Originally Posted by
Common Soldier
Actually, I think the lightsaber is a cool device, it was a way to bring sword fighting in a believable way into a futuristic world with blasters. The Jedi, with their ability to sense the future, could move their light saber into position where the blast bolt would be and block it. Ans thr light sabers were powerful, able to cut through blaster doors, as you saw in the Phantom Menance.
The point is, that you want to do things in a least somewhat believable way, not just because the author says so. Dune is a lot like The Last Jedi, where things happen just because the director wants to do things that way, however much it makes no sense. Science Fiction requires a "suspension of disbelief", but you won't get that suspension by the reader or audience if keep doing things without laying the foundation for the rrader and audience to suspend their disbelief. Dune, like The Last Jedi, does not lay that groundwork, thr author/director does stuff simply because that is the way the author/director wants it that way. The original Flash Gordon had people fighting with swords, that made no sense when people had ray guns.- just pick up a ray gun and blast the person with the sword. Star Wars made using the light saber believable, because the Jedi could stop blaster bolts with it, and it cut through doors that were blaster proof. The light saber made sense for the Jedi, who were more into defense than offense - "Not as random as a blastrr. A more elegent weapon for a more.civilized age", you could see the Jedi prdferring to using an elegant lightsaber over a crude blaster.
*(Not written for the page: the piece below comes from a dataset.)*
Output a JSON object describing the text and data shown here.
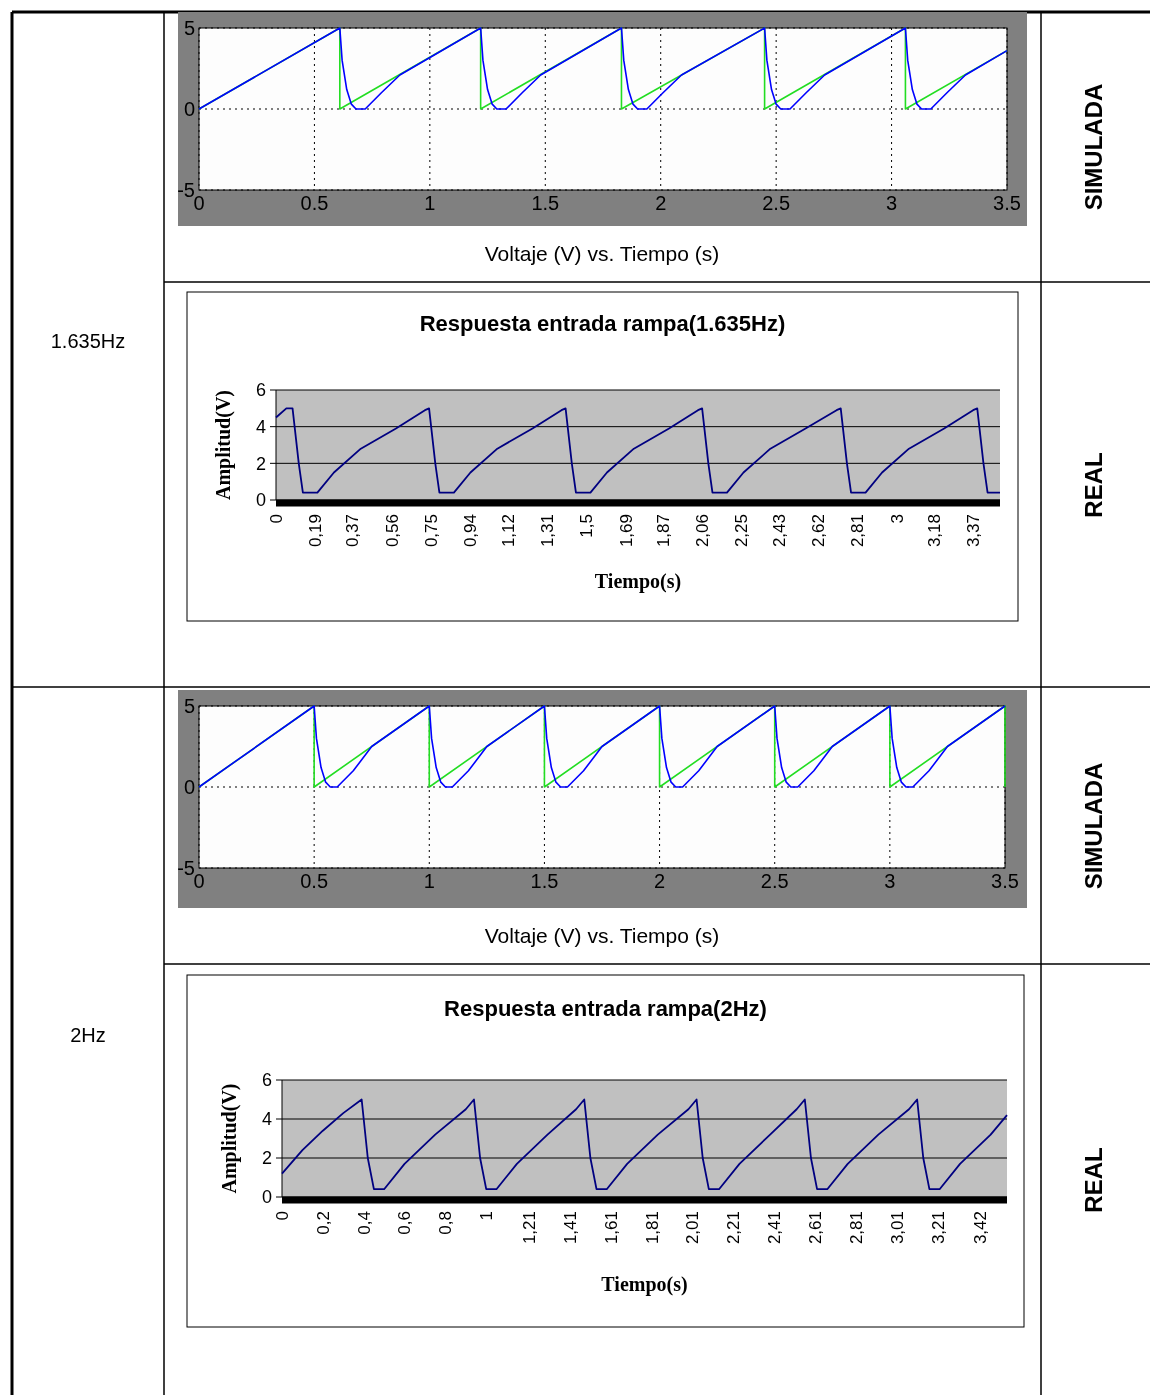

In the books, Dune brought back knives in fighting in a hamfisted way - the shields were just an obvious and crude plot device to bring back knife fighting into a futuristic world, but having shields explode when hit by lasers made no sense, and was like TLJ ships suddenly running out of fuel for hyper jumping with no good reason or justification, because a lazy director wanted his movie that way and could be bothered to come up with a plausible justification. The movies actually do a much better job in making the use of knives believable than the book - personal shields block energy weapons and high speed projectiles like bullets, but would allow slow movie objects like knives tomgo through. If nothing penetrated a shield, you could not pick up anything, or turn a door knob. The excuse "its just fiction, so the author can do whatever they want" is not really true, not if you want to make good fiction. You can't just decide to make Superman evil, without laying the proper believable work. You can't assert that people could give up all computers but still maintain an interstellar technological society with space flight. Advance AI, yes, but all computers? No. Lazy story writing.